Il campo estivo volgeva ormai al termine, quando il kombinat tavolo-panche-cucina della squadriglia Coguari, sottoposto nei giorni precedenti a sollecitazioni d’ogni genere, franò su se stesso sotto i nostri occhi: ci apprestavamo a sederci per pranzare, ma uno scricchiolio sinistro ci informò che una legatura aveva ceduto e, un attimo più tardi, vedemmo il pentolone di pasta precipitare a piombo verso il terreno.

Non ci fu il tempo d’un’imprecazione, perché nello spazio d’un batter di ciglia le sezioni di palo che formavano il ripiano del tavolo presero a scompaginarsi quasi ci fosse il terremoto, e per finire andarono giù, meste e asimmetriche, persino le panche. Quando la nuvolaglia di segatura e humus primordiale si fu diradata, vedemmo che il posto dove stavamo per accomodarci non esisteva più: erano rimasti in piedi solo i montanti, e sotto lo sfasciume s’intravedeva la pentola abbandonata sul nudo terreno, imperturbabile e ancora fumante.
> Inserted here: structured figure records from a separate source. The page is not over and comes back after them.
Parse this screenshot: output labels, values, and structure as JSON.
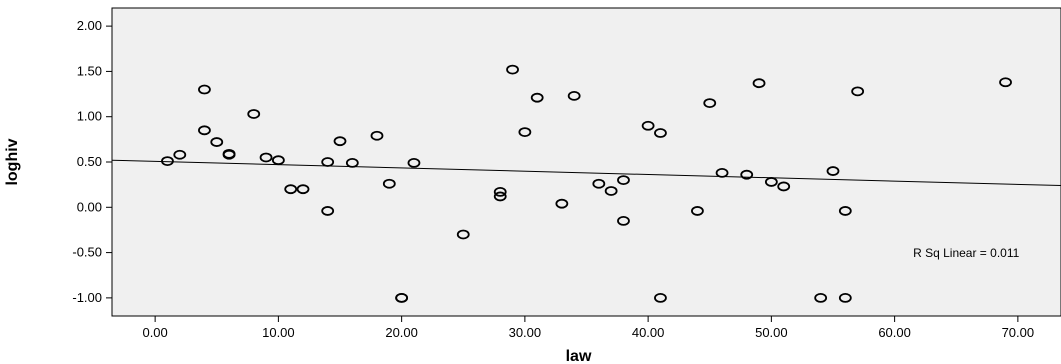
{
  "chart_data": {
    "type": "scatter",
    "xlabel": "law",
    "ylabel": "loghiv",
    "xlim": [
      -3.5,
      73.5
    ],
    "ylim": [
      -1.2,
      2.2
    ],
    "xticks": [
      0,
      10,
      20,
      30,
      40,
      50,
      60,
      70
    ],
    "yticks": [
      -1,
      -0.5,
      0,
      0.5,
      1,
      1.5,
      2
    ],
    "xtick_labels": [
      "0.00",
      "10.00",
      "20.00",
      "30.00",
      "40.00",
      "50.00",
      "60.00",
      "70.00"
    ],
    "ytick_labels": [
      "-1.00",
      "-0.50",
      "0.00",
      "0.50",
      "1.00",
      "1.50",
      "2.00"
    ],
    "grid": false,
    "points": [
      {
        "x": 1,
        "y": 0.51
      },
      {
        "x": 2,
        "y": 0.58
      },
      {
        "x": 4,
        "y": 1.3
      },
      {
        "x": 4,
        "y": 0.85
      },
      {
        "x": 5,
        "y": 0.72
      },
      {
        "x": 6,
        "y": 0.59
      },
      {
        "x": 6,
        "y": 0.58
      },
      {
        "x": 8,
        "y": 1.03
      },
      {
        "x": 9,
        "y": 0.55
      },
      {
        "x": 10,
        "y": 0.52
      },
      {
        "x": 11,
        "y": 0.2
      },
      {
        "x": 12,
        "y": 0.2
      },
      {
        "x": 14,
        "y": 0.5
      },
      {
        "x": 14,
        "y": -0.04
      },
      {
        "x": 15,
        "y": 0.73
      },
      {
        "x": 16,
        "y": 0.49
      },
      {
        "x": 18,
        "y": 0.79
      },
      {
        "x": 19,
        "y": 0.26
      },
      {
        "x": 20,
        "y": -1.0
      },
      {
        "x": 20,
        "y": -1.0
      },
      {
        "x": 21,
        "y": 0.49
      },
      {
        "x": 25,
        "y": -0.3
      },
      {
        "x": 28,
        "y": 0.17
      },
      {
        "x": 28,
        "y": 0.12
      },
      {
        "x": 29,
        "y": 1.52
      },
      {
        "x": 30,
        "y": 0.83
      },
      {
        "x": 31,
        "y": 1.21
      },
      {
        "x": 33,
        "y": 0.04
      },
      {
        "x": 34,
        "y": 1.23
      },
      {
        "x": 36,
        "y": 0.26
      },
      {
        "x": 37,
        "y": 0.18
      },
      {
        "x": 38,
        "y": 0.3
      },
      {
        "x": 38,
        "y": -0.15
      },
      {
        "x": 40,
        "y": 0.9
      },
      {
        "x": 41,
        "y": 0.82
      },
      {
        "x": 41,
        "y": -1.0
      },
      {
        "x": 44,
        "y": -0.04
      },
      {
        "x": 45,
        "y": 1.15
      },
      {
        "x": 46,
        "y": 0.38
      },
      {
        "x": 48,
        "y": 0.36
      },
      {
        "x": 49,
        "y": 1.37
      },
      {
        "x": 50,
        "y": 0.28
      },
      {
        "x": 51,
        "y": 0.23
      },
      {
        "x": 54,
        "y": -1.0
      },
      {
        "x": 55,
        "y": 0.4
      },
      {
        "x": 56,
        "y": -0.04
      },
      {
        "x": 56,
        "y": -1.0
      },
      {
        "x": 57,
        "y": 1.28
      },
      {
        "x": 69,
        "y": 1.38
      }
    ],
    "fit_line": {
      "type": "linear",
      "x": [
        -3.5,
        73.5
      ],
      "y": [
        0.52,
        0.24
      ]
    },
    "annotations": [
      {
        "text": "R Sq Linear = 0.011",
        "x": 61.5,
        "y": -0.55
      }
    ],
    "colors": {
      "plot_background": "#f0f0f0",
      "marker_stroke": "#000000",
      "line": "#000000"
    }
  }
}
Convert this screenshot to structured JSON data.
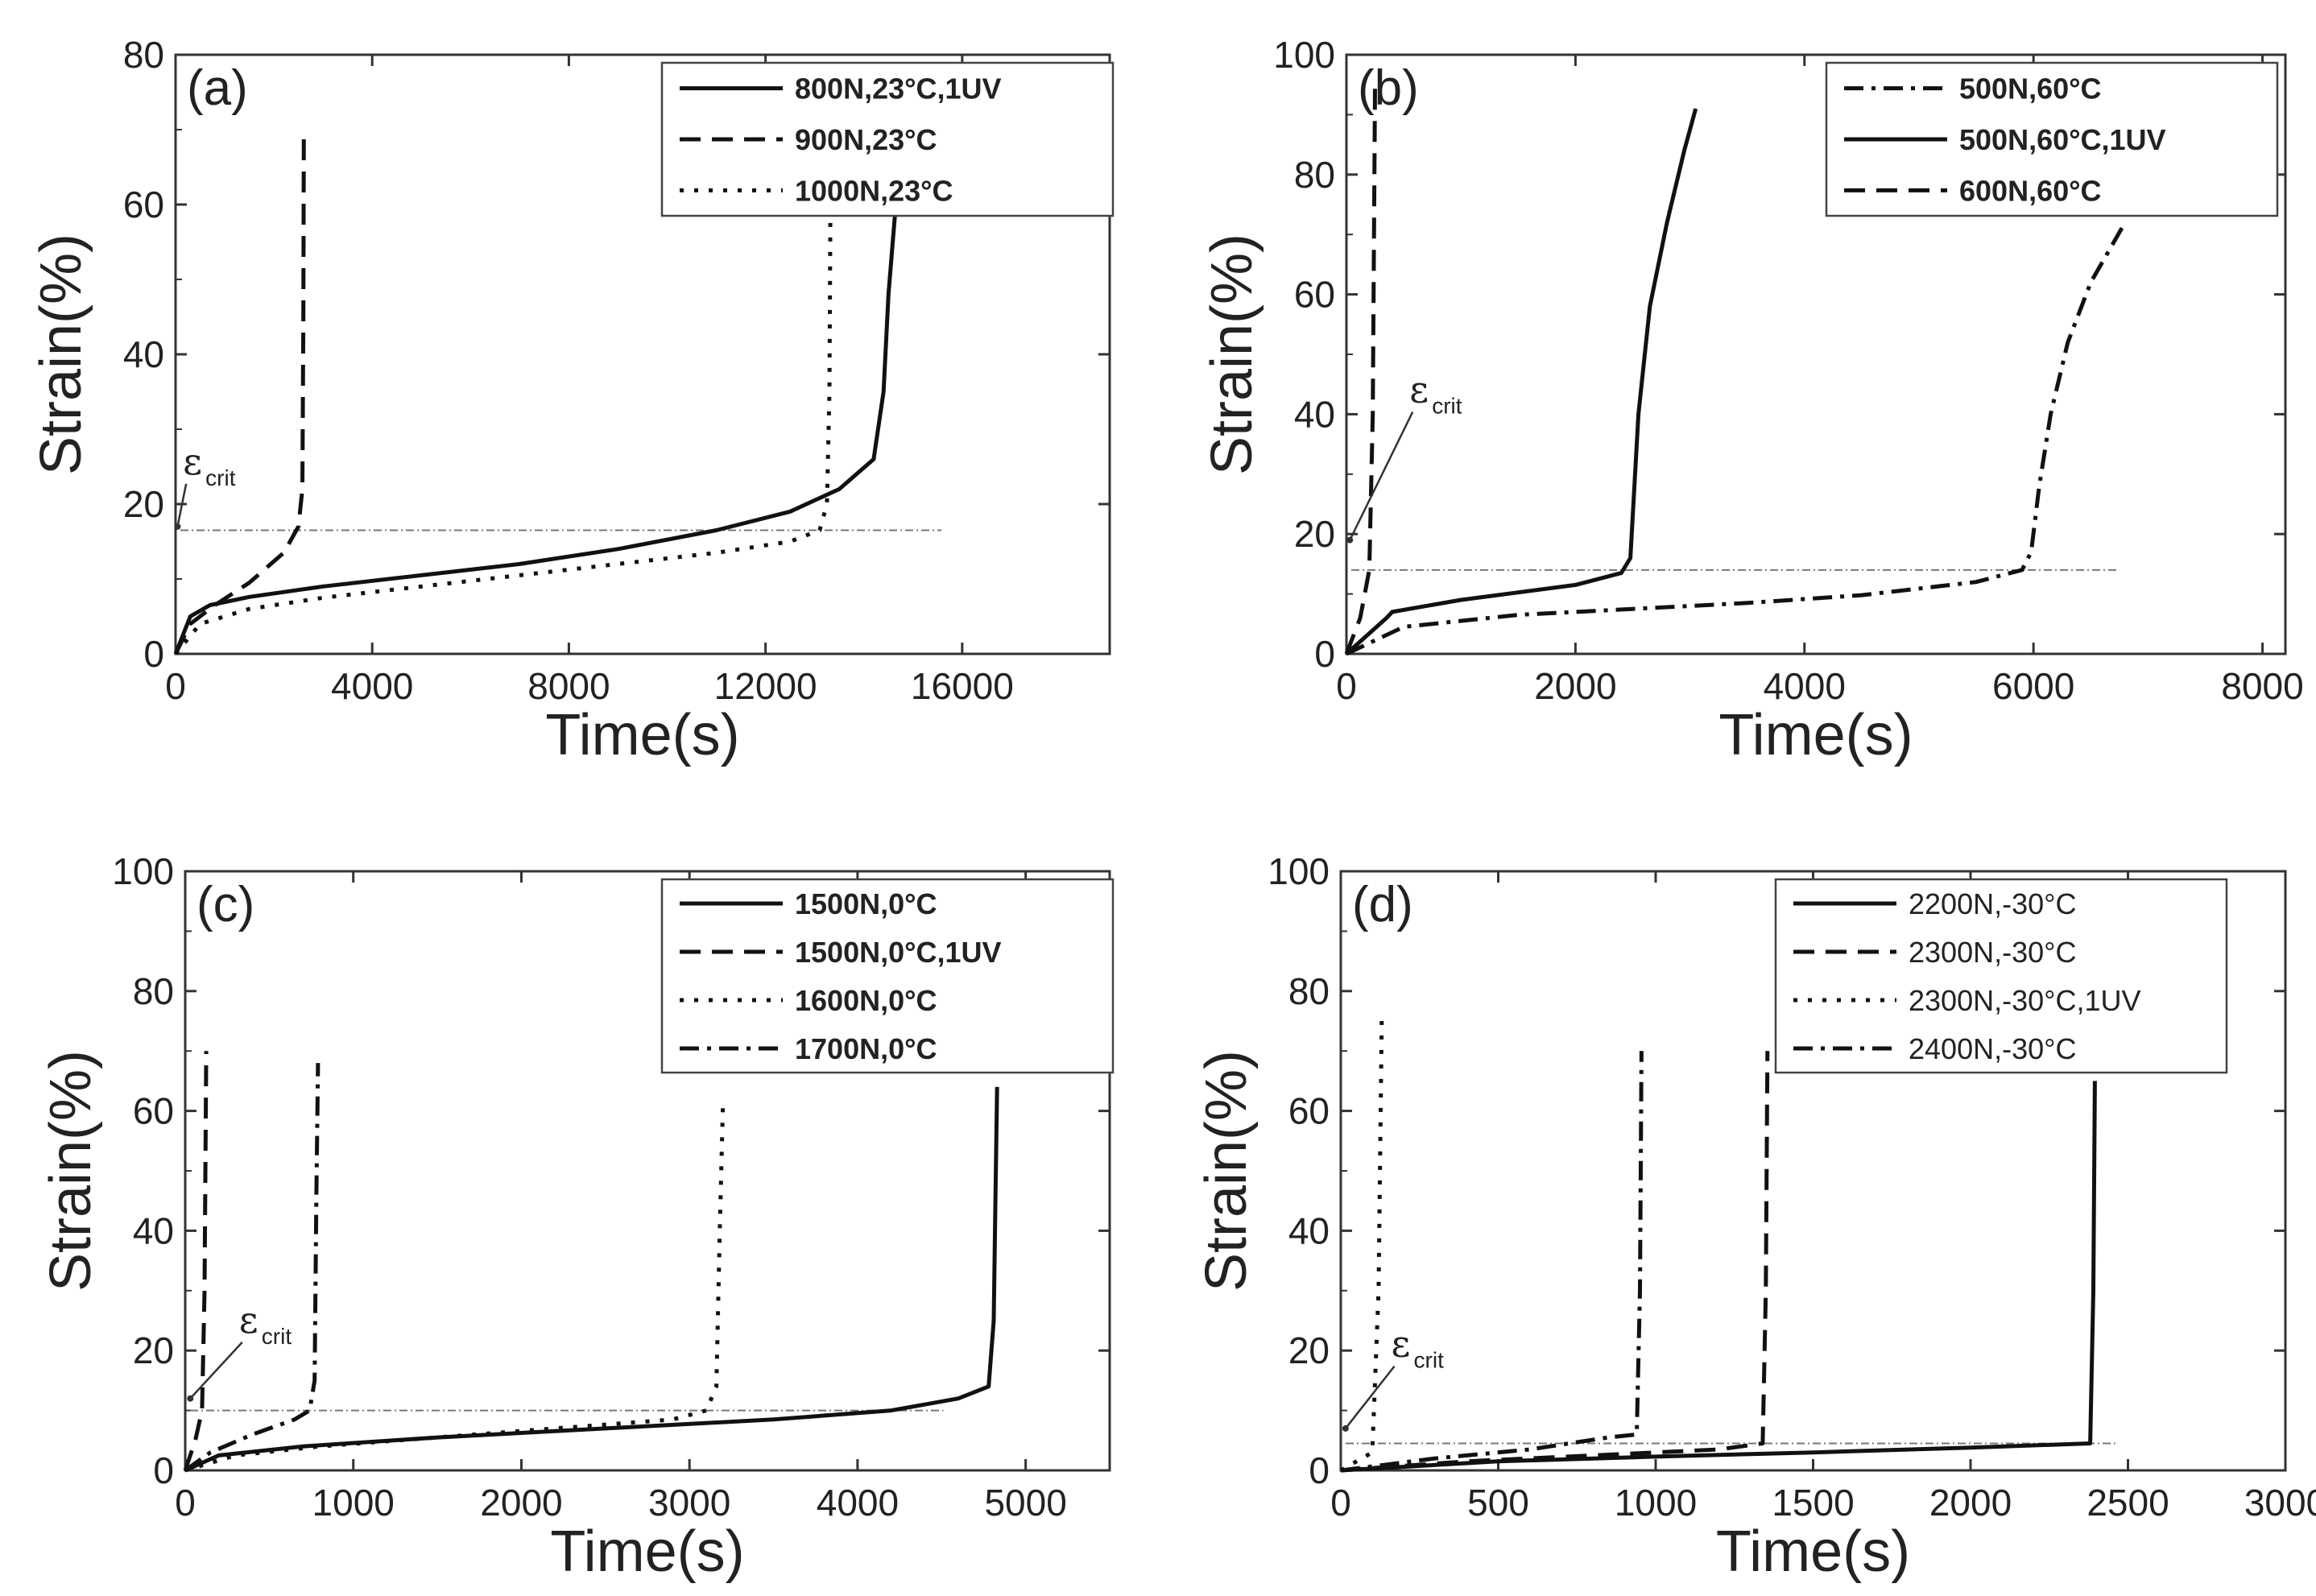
{
  "chart_data": [
    {
      "type": "line",
      "panel_label": "(a)",
      "xlabel": "Time(s)",
      "ylabel": "Strain(%)",
      "xlim": [
        0,
        19000
      ],
      "ylim": [
        0,
        80
      ],
      "xticks": [
        0,
        4000,
        8000,
        12000,
        16000
      ],
      "yticks": [
        0,
        20,
        40,
        60,
        80
      ],
      "xtick_labels": [
        "0",
        "4000",
        "8000",
        "12000",
        "16000"
      ],
      "ytick_labels": [
        "0",
        "20",
        "40",
        "60",
        "80"
      ],
      "legend_bold": true,
      "annotation": {
        "main": "ε",
        "sub": "crit",
        "x": 150,
        "y": 24,
        "arrow_to": [
          40,
          17
        ]
      },
      "critical_strain": 16.5,
      "series": [
        {
          "name": "800N,23°C,1UV",
          "style": "solid",
          "x": [
            0,
            300,
            700,
            1500,
            3000,
            5000,
            7000,
            9000,
            11000,
            12500,
            13500,
            14200,
            14400,
            14500,
            14650
          ],
          "y": [
            0,
            5,
            6.5,
            7.6,
            9,
            10.5,
            12,
            14,
            16.5,
            19,
            22,
            26,
            35,
            48,
            60
          ]
        },
        {
          "name": "900N,23°C",
          "style": "dashed",
          "x": [
            0,
            300,
            800,
            1500,
            2200,
            2500,
            2580,
            2600,
            2610
          ],
          "y": [
            0,
            4,
            6.5,
            9.5,
            13.5,
            17,
            22,
            45,
            70
          ]
        },
        {
          "name": "1000N,23°C",
          "style": "dotted",
          "x": [
            0,
            500,
            1500,
            3000,
            5000,
            7000,
            9000,
            11000,
            12500,
            13100,
            13250,
            13300,
            13320
          ],
          "y": [
            0,
            4,
            6,
            7.5,
            9,
            10.5,
            12,
            13.5,
            15,
            16.5,
            20,
            35,
            60
          ]
        }
      ]
    },
    {
      "type": "line",
      "panel_label": "(b)",
      "xlabel": "Time(s)",
      "ylabel": "Strain(%)",
      "xlim": [
        0,
        8200
      ],
      "ylim": [
        0,
        100
      ],
      "xticks": [
        0,
        2000,
        4000,
        6000,
        8000
      ],
      "yticks": [
        0,
        20,
        40,
        60,
        80,
        100
      ],
      "xtick_labels": [
        "0",
        "2000",
        "4000",
        "6000",
        "8000"
      ],
      "ytick_labels": [
        "0",
        "20",
        "40",
        "60",
        "80",
        "100"
      ],
      "legend_bold": true,
      "annotation": {
        "main": "ε",
        "sub": "crit",
        "x": 550,
        "y": 42,
        "arrow_to": [
          30,
          19
        ]
      },
      "critical_strain": 14,
      "series": [
        {
          "name": "500N,60°C",
          "style": "dashdot",
          "x": [
            0,
            500,
            1500,
            2500,
            3500,
            4500,
            5500,
            5900,
            5980,
            6050,
            6150,
            6300,
            6500,
            6800
          ],
          "y": [
            0,
            4.5,
            6.5,
            7.5,
            8.5,
            9.8,
            12,
            14,
            17,
            28,
            40,
            52,
            62,
            72
          ]
        },
        {
          "name": "500N,60°C,1UV",
          "style": "solid",
          "x": [
            0,
            350,
            400,
            1000,
            2000,
            2400,
            2480,
            2550,
            2650,
            2800,
            2950,
            3050
          ],
          "y": [
            0,
            6,
            7,
            9,
            11.5,
            13.5,
            16,
            40,
            58,
            72,
            84,
            91
          ]
        },
        {
          "name": "600N,60°C",
          "style": "dashed",
          "x": [
            0,
            120,
            200,
            230,
            250
          ],
          "y": [
            0,
            6,
            14,
            40,
            95
          ]
        }
      ]
    },
    {
      "type": "line",
      "panel_label": "(c)",
      "xlabel": "Time(s)",
      "ylabel": "Strain(%)",
      "xlim": [
        0,
        5500
      ],
      "ylim": [
        0,
        100
      ],
      "xticks": [
        0,
        1000,
        2000,
        3000,
        4000,
        5000
      ],
      "yticks": [
        0,
        20,
        40,
        60,
        80,
        100
      ],
      "xtick_labels": [
        "0",
        "1000",
        "2000",
        "3000",
        "4000",
        "5000"
      ],
      "ytick_labels": [
        "0",
        "20",
        "40",
        "60",
        "80",
        "100"
      ],
      "legend_bold": true,
      "annotation": {
        "main": "ε",
        "sub": "crit",
        "x": 320,
        "y": 23,
        "arrow_to": [
          30,
          12
        ]
      },
      "critical_strain": 10,
      "series": [
        {
          "name": "1500N,0°C",
          "style": "solid",
          "x": [
            0,
            200,
            700,
            1500,
            2500,
            3500,
            4200,
            4600,
            4780,
            4810,
            4820,
            4830
          ],
          "y": [
            0,
            2.5,
            4,
            5.5,
            7,
            8.5,
            10,
            12,
            14,
            25,
            45,
            64
          ]
        },
        {
          "name": "1500N,0°C,1UV",
          "style": "dashed",
          "x": [
            0,
            60,
            100,
            115,
            125
          ],
          "y": [
            0,
            5,
            10,
            30,
            70
          ]
        },
        {
          "name": "1600N,0°C",
          "style": "dotted",
          "x": [
            0,
            300,
            800,
            1500,
            2200,
            2900,
            3100,
            3160,
            3180,
            3200
          ],
          "y": [
            0,
            2.5,
            4,
            5.5,
            7,
            8.5,
            10,
            14,
            40,
            62
          ]
        },
        {
          "name": "1700N,0°C",
          "style": "dashdot",
          "x": [
            0,
            150,
            400,
            650,
            740,
            770,
            780,
            790
          ],
          "y": [
            0,
            3,
            6,
            8.5,
            10,
            15,
            45,
            68
          ]
        }
      ]
    },
    {
      "type": "line",
      "panel_label": "(d)",
      "xlabel": "Time(s)",
      "ylabel": "Strain(%)",
      "xlim": [
        0,
        3000
      ],
      "ylim": [
        0,
        100
      ],
      "xticks": [
        0,
        500,
        1000,
        1500,
        2000,
        2500,
        3000
      ],
      "yticks": [
        0,
        20,
        40,
        60,
        80,
        100
      ],
      "xtick_labels": [
        "0",
        "500",
        "1000",
        "1500",
        "2000",
        "2500",
        "3000"
      ],
      "ytick_labels": [
        "0",
        "20",
        "40",
        "60",
        "80",
        "100"
      ],
      "legend_bold": false,
      "annotation": {
        "main": "ε",
        "sub": "crit",
        "x": 160,
        "y": 19,
        "arrow_to": [
          15,
          7
        ]
      },
      "critical_strain": 4.5,
      "series": [
        {
          "name": "2200N,-30°C",
          "style": "solid",
          "x": [
            0,
            500,
            1000,
            1500,
            2000,
            2380,
            2390,
            2395
          ],
          "y": [
            0,
            1.5,
            2.3,
            3,
            3.8,
            4.5,
            30,
            65
          ]
        },
        {
          "name": "2300N,-30°C",
          "style": "dashed",
          "x": [
            0,
            400,
            800,
            1200,
            1340,
            1350,
            1355
          ],
          "y": [
            0,
            1.5,
            2.5,
            3.5,
            4.5,
            30,
            70
          ]
        },
        {
          "name": "2300N,-30°C,1UV",
          "style": "dotted",
          "x": [
            0,
            100,
            120,
            130
          ],
          "y": [
            0,
            3,
            30,
            75
          ]
        },
        {
          "name": "2400N,-30°C",
          "style": "dashdot",
          "x": [
            0,
            300,
            600,
            850,
            940,
            950,
            955
          ],
          "y": [
            0,
            2,
            3.5,
            5.5,
            6,
            30,
            70
          ]
        }
      ]
    }
  ]
}
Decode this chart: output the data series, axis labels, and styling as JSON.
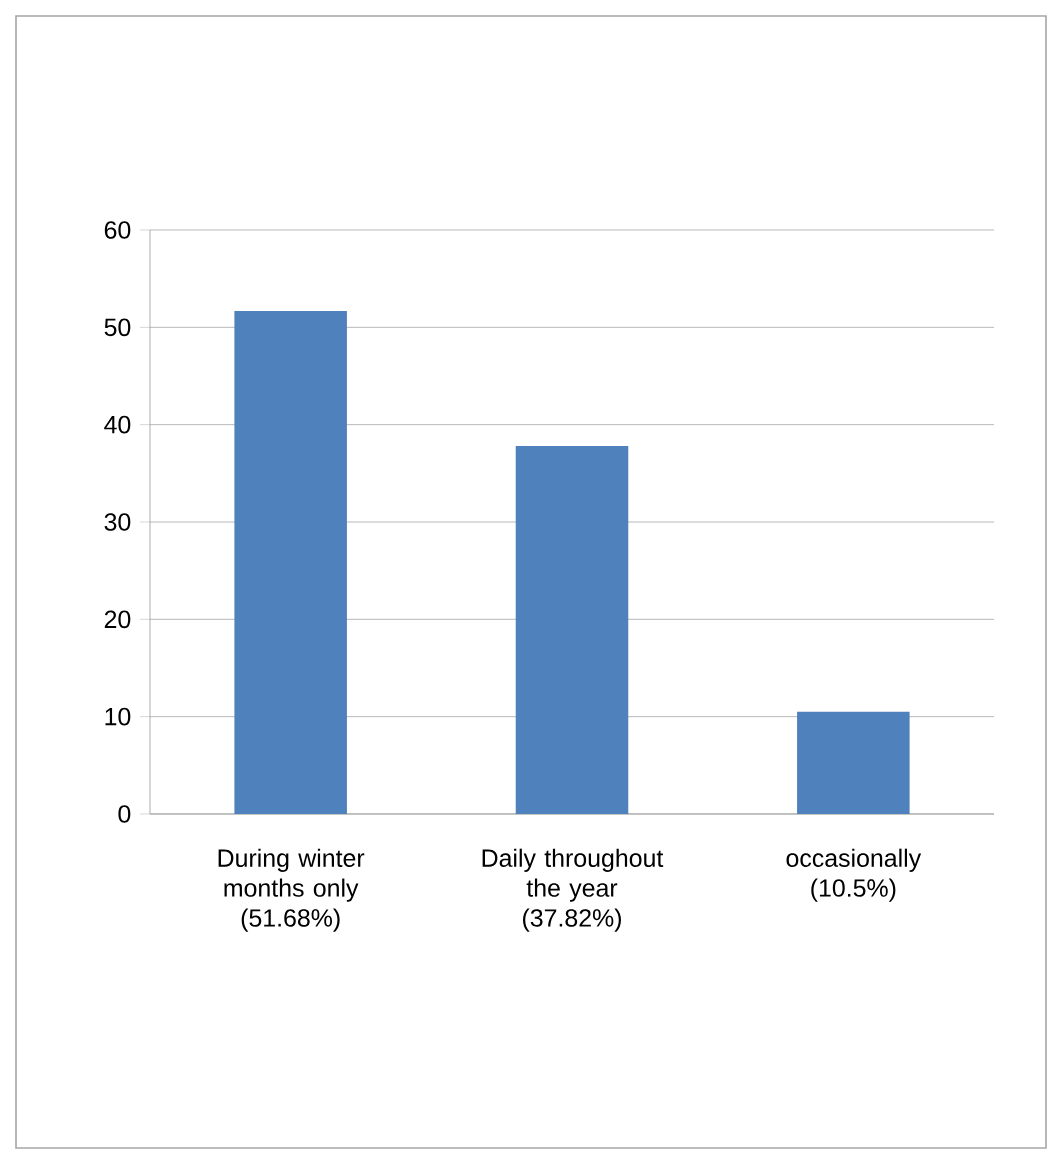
{
  "chart_data": {
    "type": "bar",
    "categories": [
      "During winter months only (51.68%)",
      "Daily throughout the year (37.82%)",
      "occasionally (10.5%)"
    ],
    "values": [
      51.68,
      37.82,
      10.5
    ],
    "color": "#4f81bd",
    "ylim": [
      0,
      60
    ],
    "yticks": [
      0,
      10,
      20,
      30,
      40,
      50,
      60
    ],
    "grid": "y"
  }
}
Complimentandoci l’un l’altro per il pericolo scampato, ci risolvemmo a mangiare accoccolati sui talloni come boscimani, la gavetta praticamente posata sulle ginocchia. Eravamo troppo affamati per commentare l’accaduto e, in fondo, era l’ultimo pomeriggio di campo: ricostruire daccapo la cucina per una sola cena sarebbe stato da matti, anche perché di lì a poco eravamo attesi da un programma speciale.

Secondo un’inveterata tradizione, infatti, quel pomeriggio si sarebbero tenute tre partite di rugby, ognuna delle quali attesissima: alla finale del torneo fra squadriglie, per la quale avevamo mancato la qualificazione d’un soffio, sarebbe seguito l’arrivo del reparto femminile per la partita dei novizi e il conclusivo All Star Game a squadre miste.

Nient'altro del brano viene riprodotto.